Прошло еще несколько недель. Винсент уже достаточно окреп, чтобы работать весь день у себя в мастерской. Он теперь не думал ни о сумасшествии, ни о смерти. Он чувствовал себя почти нормальным.
Наконец он осмелился выйти с мольбертом за город.
Под знойным солнцем спелая пшеница полыхала чудесным желтым пламенем. Но Винсент уже не мог передать эти тона на полотне. Он вовремя ел, вовремя ложился спать, избегал волнений и сильного душевного напряжения.
Он чувствовал себя настолько нормальным, что не мог писать.

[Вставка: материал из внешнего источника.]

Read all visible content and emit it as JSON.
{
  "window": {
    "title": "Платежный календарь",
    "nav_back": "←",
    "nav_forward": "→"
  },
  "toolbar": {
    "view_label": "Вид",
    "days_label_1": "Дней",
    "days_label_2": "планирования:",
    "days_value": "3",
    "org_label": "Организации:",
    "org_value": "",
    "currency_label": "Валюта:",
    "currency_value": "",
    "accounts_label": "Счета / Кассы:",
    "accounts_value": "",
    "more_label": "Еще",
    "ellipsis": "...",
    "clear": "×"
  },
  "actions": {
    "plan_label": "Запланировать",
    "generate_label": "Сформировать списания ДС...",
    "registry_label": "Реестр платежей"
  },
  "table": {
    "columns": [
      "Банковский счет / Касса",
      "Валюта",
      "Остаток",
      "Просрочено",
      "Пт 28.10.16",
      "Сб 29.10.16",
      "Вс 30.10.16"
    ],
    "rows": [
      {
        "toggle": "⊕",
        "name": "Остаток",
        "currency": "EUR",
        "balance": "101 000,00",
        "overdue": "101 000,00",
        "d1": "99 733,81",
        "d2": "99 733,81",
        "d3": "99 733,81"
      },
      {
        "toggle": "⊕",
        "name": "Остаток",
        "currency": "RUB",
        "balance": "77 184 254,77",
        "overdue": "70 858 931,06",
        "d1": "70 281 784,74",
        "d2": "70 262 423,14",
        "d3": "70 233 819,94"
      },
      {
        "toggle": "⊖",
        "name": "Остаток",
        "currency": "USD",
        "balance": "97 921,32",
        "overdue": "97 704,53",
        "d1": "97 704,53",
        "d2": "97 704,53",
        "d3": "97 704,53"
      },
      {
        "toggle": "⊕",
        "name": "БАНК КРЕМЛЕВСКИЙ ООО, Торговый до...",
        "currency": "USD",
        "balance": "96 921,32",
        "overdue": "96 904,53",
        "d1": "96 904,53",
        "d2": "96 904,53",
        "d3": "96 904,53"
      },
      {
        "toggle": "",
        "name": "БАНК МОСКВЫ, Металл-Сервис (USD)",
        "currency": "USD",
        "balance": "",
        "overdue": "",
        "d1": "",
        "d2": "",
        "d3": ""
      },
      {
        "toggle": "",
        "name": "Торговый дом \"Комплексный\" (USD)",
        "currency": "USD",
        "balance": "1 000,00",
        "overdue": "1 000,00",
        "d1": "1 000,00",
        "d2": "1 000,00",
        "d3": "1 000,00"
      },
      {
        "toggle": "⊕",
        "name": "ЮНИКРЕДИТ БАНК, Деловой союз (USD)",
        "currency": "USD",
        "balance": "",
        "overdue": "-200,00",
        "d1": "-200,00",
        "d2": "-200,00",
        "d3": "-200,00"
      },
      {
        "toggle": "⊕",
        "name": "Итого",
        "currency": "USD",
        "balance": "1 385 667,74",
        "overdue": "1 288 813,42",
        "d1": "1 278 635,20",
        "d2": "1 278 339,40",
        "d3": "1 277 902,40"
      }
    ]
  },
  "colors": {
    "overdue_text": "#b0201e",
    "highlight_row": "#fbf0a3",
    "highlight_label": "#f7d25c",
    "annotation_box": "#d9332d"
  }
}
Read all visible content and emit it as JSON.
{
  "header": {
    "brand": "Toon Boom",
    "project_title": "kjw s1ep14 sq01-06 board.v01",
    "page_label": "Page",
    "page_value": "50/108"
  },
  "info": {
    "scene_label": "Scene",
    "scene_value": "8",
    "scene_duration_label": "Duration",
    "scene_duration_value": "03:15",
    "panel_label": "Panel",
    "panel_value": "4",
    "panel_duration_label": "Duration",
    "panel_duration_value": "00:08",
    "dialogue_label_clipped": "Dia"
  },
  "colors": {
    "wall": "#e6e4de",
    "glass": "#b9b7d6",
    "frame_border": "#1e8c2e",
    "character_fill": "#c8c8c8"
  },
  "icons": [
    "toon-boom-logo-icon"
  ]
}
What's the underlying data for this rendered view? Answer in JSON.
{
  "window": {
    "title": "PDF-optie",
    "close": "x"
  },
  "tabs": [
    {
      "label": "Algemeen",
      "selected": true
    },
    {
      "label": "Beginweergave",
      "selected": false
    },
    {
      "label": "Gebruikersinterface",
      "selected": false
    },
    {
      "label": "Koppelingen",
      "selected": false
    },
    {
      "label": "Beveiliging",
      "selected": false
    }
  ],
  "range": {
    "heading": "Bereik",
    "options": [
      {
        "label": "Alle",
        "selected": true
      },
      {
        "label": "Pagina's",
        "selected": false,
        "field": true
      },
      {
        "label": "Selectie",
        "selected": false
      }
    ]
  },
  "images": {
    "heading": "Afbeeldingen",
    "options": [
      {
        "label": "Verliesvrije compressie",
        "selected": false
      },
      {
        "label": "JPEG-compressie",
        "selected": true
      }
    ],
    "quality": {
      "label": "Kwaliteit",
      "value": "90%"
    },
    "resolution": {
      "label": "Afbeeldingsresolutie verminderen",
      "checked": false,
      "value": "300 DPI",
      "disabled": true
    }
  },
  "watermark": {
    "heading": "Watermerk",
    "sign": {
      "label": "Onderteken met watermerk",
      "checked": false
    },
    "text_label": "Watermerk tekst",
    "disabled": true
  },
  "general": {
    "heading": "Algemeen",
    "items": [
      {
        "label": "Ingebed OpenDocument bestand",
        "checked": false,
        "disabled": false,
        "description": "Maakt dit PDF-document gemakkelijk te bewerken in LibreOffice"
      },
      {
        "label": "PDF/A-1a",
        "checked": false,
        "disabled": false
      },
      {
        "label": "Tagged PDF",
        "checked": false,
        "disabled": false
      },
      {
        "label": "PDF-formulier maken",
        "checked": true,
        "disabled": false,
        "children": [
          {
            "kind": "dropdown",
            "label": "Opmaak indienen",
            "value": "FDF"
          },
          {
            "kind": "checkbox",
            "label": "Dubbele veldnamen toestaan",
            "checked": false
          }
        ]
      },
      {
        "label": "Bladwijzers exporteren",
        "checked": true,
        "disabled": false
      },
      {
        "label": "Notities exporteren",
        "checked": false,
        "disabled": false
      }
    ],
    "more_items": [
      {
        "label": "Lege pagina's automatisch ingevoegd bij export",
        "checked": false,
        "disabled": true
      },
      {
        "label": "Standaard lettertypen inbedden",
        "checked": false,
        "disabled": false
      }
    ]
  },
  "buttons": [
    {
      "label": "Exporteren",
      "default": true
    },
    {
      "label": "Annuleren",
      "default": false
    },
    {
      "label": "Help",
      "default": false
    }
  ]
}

– Вы неврастеник, Винсент, – говорил ему доктор Рей. – Нормальным вы никогда и не были… И, знаете, нет художника, который был бы нормален: тот, кто нормален, не может быть художником. Нормальные люди произведений искусства не создают. Они едят, спят, исполняют обычную, повседневную работу и умирают. У вас гипертрофированная чувствительность к жизни и природе; вот почему вы способны быть их толкователем для остальных людей. Но если вы не будете беречь себя, эта гипертрофия чувствительности вас погубит. В конце концов она достигает такого напряжения, что влечет за собой смерть.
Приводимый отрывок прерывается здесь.